Merger of cooperative association with one or more cooperative associations or business corporations—Rights, powers, duties and liabilities of surviving entity—Articles.
(1) Upon issuance of the certificate of merger by the secretary of state, the merger of the cooperative association into another cooperative association or ordinary business corporation, as the case may be, shall be effected.
(2) When merger has been effected:
(a) The several parties to the plan of merger shall be a single cooperative association or corporation, as the case may be, which shall be that cooperative association or corporation designated in the plan of merger as the survivor.
(b) The separate existence of all parties to the plan of merger, except that of the surviving cooperative association or corporation, shall cease.
(c) If the surviving entity is a cooperative association, it shall have all the rights, privileges, immunities and powers and shall be subject to all the duties and liabilities of a cooperative association organized under chapter 23.86 RCW. If the surviving entity is an ordinary business corporation, it shall have all the rights, privileges, immunities and powers and shall be subject to all the duties and liabilities of a corporation organized or existing under Title 23B RCW.
(d) Such surviving cooperative association or corporation, as the case may be, shall thereupon and thereafter possess all the rights, privileges, immunities, and franchises, both public and private of each of the merging organizations, to the extent that such rights, privileges, immunities, and franchises are not inconsistent with the corporate nature of the surviving organization; and all property, real, personal and mixed, and all debts due on whatever account, including subscriptions to shares, and all other choses in action, and all and every other interest of or belonging to or due to each of the organizations so merged shall be taken and deemed to be transferred to and vested in such surviving cooperative association or corporation, as the case may be, without further act or deed; and the title to any real estate, or any interest therein, vested in any such merged cooperative association shall not revert or be in any way impaired by reason of such merger.

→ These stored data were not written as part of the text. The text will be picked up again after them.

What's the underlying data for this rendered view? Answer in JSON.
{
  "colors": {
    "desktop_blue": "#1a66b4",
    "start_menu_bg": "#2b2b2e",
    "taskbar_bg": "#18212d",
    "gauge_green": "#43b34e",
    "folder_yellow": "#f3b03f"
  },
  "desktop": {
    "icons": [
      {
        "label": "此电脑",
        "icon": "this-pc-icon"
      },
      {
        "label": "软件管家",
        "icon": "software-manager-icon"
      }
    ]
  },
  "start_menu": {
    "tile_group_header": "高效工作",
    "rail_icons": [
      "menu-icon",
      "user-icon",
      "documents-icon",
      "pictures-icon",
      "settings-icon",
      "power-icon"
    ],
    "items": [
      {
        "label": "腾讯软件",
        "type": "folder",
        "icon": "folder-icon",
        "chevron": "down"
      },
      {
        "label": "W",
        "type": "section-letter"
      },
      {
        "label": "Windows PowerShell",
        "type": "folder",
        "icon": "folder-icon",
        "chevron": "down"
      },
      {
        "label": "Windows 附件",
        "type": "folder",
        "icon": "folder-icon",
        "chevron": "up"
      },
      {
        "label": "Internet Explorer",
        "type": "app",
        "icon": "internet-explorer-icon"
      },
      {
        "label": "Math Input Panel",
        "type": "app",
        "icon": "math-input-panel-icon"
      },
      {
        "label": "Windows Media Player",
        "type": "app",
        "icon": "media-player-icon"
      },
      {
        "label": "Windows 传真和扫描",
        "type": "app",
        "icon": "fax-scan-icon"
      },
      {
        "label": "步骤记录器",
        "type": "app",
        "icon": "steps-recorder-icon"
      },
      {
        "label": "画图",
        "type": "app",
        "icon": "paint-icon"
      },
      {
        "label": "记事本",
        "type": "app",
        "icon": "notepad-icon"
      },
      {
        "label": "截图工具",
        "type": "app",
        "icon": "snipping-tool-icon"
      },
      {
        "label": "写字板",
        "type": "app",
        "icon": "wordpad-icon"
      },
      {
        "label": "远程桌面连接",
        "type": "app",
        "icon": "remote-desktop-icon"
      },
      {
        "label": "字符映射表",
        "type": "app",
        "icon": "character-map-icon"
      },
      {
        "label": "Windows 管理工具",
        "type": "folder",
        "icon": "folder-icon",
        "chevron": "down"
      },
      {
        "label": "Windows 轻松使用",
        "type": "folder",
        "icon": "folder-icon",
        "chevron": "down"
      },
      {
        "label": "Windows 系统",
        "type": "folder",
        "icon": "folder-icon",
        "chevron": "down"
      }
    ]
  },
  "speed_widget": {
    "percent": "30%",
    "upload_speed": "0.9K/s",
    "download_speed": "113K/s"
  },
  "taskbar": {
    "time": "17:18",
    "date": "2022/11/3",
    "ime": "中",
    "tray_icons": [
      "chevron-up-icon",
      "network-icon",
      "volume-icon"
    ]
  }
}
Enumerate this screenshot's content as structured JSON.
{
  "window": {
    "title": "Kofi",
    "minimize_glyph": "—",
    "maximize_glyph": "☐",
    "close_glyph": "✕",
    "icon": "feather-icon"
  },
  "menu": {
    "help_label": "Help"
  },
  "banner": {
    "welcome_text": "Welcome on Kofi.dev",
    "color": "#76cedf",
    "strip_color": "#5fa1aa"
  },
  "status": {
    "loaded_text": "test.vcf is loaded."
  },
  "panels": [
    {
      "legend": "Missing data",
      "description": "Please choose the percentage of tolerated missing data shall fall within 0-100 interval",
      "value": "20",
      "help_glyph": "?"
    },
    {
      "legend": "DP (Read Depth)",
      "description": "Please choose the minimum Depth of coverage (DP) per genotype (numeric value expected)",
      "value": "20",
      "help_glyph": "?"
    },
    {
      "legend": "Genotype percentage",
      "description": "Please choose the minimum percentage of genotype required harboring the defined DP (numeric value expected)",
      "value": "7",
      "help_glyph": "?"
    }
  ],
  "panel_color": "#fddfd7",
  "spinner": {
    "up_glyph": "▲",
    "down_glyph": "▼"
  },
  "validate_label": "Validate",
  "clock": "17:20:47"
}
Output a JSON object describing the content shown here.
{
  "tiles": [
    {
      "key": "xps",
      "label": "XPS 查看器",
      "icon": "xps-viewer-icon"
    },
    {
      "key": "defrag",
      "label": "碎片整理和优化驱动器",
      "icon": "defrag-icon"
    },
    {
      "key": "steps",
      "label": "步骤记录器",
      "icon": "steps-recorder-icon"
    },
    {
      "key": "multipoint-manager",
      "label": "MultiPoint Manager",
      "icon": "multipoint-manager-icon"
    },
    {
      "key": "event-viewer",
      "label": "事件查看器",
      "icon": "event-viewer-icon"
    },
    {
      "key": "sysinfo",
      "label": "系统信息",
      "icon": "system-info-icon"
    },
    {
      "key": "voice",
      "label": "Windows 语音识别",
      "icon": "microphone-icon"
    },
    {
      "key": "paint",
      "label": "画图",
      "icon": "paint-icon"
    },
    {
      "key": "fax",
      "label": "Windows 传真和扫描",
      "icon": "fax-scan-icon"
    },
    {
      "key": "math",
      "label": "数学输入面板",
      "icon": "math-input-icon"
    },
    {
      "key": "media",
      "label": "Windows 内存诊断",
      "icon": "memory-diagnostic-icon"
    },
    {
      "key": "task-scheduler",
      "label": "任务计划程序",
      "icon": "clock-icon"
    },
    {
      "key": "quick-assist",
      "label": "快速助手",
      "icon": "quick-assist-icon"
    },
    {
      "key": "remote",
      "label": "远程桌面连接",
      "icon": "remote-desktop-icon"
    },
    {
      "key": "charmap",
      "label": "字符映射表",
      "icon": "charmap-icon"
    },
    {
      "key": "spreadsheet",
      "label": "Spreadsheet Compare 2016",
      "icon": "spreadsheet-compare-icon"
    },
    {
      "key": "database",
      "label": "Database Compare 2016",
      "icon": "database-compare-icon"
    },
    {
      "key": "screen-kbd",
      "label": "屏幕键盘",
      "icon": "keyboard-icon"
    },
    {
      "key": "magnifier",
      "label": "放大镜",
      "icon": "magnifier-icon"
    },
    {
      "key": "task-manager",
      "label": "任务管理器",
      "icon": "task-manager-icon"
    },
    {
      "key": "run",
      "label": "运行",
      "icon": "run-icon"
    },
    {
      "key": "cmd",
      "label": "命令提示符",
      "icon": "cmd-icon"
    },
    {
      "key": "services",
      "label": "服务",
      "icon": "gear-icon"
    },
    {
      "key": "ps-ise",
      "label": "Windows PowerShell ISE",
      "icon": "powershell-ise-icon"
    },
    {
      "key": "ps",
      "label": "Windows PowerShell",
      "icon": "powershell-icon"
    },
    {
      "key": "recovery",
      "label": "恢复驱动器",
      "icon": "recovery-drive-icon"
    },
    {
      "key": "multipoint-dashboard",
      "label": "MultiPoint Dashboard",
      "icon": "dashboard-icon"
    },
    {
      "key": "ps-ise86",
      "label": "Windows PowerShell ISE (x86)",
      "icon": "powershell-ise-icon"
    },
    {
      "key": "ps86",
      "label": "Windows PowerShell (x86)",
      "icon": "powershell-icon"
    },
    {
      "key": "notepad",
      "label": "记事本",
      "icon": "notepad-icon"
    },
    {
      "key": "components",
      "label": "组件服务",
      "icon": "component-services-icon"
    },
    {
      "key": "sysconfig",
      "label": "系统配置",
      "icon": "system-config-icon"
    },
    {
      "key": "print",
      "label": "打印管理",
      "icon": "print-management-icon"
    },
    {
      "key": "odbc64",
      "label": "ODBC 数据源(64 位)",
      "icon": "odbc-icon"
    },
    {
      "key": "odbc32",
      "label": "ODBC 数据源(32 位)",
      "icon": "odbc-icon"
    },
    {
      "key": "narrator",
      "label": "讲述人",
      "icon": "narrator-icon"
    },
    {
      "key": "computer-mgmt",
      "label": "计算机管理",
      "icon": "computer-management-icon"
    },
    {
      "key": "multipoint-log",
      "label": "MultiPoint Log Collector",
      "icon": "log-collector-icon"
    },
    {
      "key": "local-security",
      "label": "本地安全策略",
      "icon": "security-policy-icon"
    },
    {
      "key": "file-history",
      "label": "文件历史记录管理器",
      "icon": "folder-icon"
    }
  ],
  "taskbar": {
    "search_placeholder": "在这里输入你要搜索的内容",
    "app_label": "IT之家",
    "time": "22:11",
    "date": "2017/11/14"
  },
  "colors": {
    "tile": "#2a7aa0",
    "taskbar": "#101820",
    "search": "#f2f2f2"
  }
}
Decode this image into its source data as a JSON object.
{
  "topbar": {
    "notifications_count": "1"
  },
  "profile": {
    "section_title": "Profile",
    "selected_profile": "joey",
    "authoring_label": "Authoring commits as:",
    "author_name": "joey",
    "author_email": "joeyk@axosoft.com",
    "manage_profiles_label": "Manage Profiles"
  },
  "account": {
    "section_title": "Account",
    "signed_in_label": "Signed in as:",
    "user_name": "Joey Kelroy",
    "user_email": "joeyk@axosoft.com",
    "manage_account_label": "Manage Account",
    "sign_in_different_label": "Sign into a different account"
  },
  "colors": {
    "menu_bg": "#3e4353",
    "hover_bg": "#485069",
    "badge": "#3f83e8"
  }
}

(3) The surviving cooperative association or corporation, as the case may be, shall, after the merger is effected, be responsible and liable for all the liabilities and obligations of each of the organizations so merged; and any claim existing or action or proceeding pending by or against any of such organizations may be prosecuted as if the merger had not taken place and the surviving cooperative association or corporation may be substituted in its place. Neither the right of creditors nor any liens upon the property of any cooperative association or corporation party to the merger shall be impaired by the merger.
(4) The articles of incorporation of the surviving cooperative association or of the surviving ordinary business corporation, as the case may be, shall be deemed to be amended to the extent, if any, that changes in such articles are stated in the plan of merger.
NOTES:
Legislative finding—1989 c 307: See note following RCW 23.86.007.